See the reference for an entire paper discussing the implementation. But in a
word, this code uses several routines to evaluate Kᵥ accurately on different
parts of the domain, and has to use some non-standard to maintain AD
compatibility and correctness. When v
is an integer or half-integer, for
example, a lot of additional work is required.

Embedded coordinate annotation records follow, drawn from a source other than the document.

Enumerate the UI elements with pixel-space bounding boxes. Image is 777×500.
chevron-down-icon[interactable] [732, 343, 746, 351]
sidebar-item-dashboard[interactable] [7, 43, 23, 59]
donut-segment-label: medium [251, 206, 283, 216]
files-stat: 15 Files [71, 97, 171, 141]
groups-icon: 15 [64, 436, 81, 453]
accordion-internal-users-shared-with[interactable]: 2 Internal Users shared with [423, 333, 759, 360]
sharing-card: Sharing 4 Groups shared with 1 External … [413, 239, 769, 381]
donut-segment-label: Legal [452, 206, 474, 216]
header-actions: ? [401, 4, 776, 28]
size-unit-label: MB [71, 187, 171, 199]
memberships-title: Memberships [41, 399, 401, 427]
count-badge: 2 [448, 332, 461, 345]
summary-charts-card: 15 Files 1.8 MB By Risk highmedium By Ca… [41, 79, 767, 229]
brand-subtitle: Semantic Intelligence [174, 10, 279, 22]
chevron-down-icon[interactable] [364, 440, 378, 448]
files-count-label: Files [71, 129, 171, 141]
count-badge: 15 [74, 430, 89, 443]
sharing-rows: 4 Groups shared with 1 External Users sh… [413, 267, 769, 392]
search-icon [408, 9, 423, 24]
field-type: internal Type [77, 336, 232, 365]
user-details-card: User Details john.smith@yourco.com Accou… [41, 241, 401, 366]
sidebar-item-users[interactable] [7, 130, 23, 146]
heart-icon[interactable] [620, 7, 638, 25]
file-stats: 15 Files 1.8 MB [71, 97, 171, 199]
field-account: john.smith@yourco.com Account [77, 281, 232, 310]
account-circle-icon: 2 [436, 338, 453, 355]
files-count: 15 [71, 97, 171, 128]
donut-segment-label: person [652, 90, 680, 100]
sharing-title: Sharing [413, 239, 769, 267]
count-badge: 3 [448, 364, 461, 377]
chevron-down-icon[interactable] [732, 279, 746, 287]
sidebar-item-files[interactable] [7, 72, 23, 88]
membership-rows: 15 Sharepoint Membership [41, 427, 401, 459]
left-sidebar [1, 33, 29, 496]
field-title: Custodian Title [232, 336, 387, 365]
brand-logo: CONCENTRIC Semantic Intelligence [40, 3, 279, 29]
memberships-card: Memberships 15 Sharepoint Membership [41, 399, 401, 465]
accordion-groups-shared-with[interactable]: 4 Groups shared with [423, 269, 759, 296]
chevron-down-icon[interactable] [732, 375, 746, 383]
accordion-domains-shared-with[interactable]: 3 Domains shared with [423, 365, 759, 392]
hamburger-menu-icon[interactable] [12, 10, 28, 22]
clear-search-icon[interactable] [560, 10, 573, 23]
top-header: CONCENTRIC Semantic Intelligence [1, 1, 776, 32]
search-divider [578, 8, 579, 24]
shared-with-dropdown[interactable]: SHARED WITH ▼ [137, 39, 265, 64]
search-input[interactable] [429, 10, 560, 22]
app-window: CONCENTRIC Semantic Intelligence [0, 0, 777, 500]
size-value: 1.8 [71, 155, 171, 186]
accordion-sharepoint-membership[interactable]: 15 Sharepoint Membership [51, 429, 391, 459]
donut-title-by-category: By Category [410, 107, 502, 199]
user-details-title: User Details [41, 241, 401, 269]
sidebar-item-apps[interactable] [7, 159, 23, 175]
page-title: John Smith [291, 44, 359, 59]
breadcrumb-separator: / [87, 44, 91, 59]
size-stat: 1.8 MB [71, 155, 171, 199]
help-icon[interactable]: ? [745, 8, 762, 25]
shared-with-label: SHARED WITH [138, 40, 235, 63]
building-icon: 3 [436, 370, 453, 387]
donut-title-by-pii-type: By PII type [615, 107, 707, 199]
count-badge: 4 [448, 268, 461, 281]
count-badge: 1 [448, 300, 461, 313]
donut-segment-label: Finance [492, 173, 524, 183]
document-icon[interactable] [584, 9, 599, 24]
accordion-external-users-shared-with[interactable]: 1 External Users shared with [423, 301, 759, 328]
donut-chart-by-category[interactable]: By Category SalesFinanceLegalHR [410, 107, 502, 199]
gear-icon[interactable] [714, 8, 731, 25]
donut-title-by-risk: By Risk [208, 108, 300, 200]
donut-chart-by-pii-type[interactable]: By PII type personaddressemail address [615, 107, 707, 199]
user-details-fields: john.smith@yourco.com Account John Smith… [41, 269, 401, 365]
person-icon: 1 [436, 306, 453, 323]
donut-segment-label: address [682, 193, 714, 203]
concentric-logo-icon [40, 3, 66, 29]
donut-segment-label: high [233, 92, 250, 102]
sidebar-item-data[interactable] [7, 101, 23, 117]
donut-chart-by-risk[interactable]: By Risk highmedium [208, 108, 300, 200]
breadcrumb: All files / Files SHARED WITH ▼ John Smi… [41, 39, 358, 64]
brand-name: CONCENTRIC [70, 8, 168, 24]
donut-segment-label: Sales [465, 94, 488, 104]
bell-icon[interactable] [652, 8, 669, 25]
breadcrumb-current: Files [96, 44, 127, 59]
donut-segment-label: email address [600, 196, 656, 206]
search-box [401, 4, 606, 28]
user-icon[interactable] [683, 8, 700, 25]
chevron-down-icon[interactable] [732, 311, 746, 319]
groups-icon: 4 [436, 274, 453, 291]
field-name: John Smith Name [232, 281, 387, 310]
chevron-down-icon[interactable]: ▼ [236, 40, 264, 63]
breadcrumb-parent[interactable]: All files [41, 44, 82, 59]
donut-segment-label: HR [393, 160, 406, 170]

The code is also pretty well-optimized, and you can benchmark for yourself or
look at the paper to see that in several cases the ForwardDiff.jl
-generated
derivatives are faster than a single call to SpecialFunctions.besselk
. To
achieve this performance, particularly for second derivatives, some work was
required to make sure that all of the function calls are non-allocating, which
means switching from raw Tuple
s to Polynomial
types in places where the
polynomials are large enough and things like that. Again this arguably makes the
code look a bit disorganized or inconsistent, but to my knowledge it is all
necessary. If somebody looking at the source finds a simplification, I would
love to see it, either in terms of an issue or a PR or an email or a patch file
or anything.
If you use this package in your research that gets compiled into some kind of report/article/poster/etc, please cite this paper:
@misc{GMSS_2022,
title={Fitting Mat\'ern Smoothness Parameters Using Automatic Differentiation},
author={Christopher J. Geoga and Oana Marin and Michel Schanen and Michael L. Stein},
year={2022},
journal={Statistics and Computing}
}
While this package ostensibly only covers a single function, putting all of this together and making it this fast and accurate was really a lot of work. I would really appreciate you citing this paper if this package was useful in your research. Like, for example, if you used this package to fit a Matern smoothness parameter with second order optimization methods.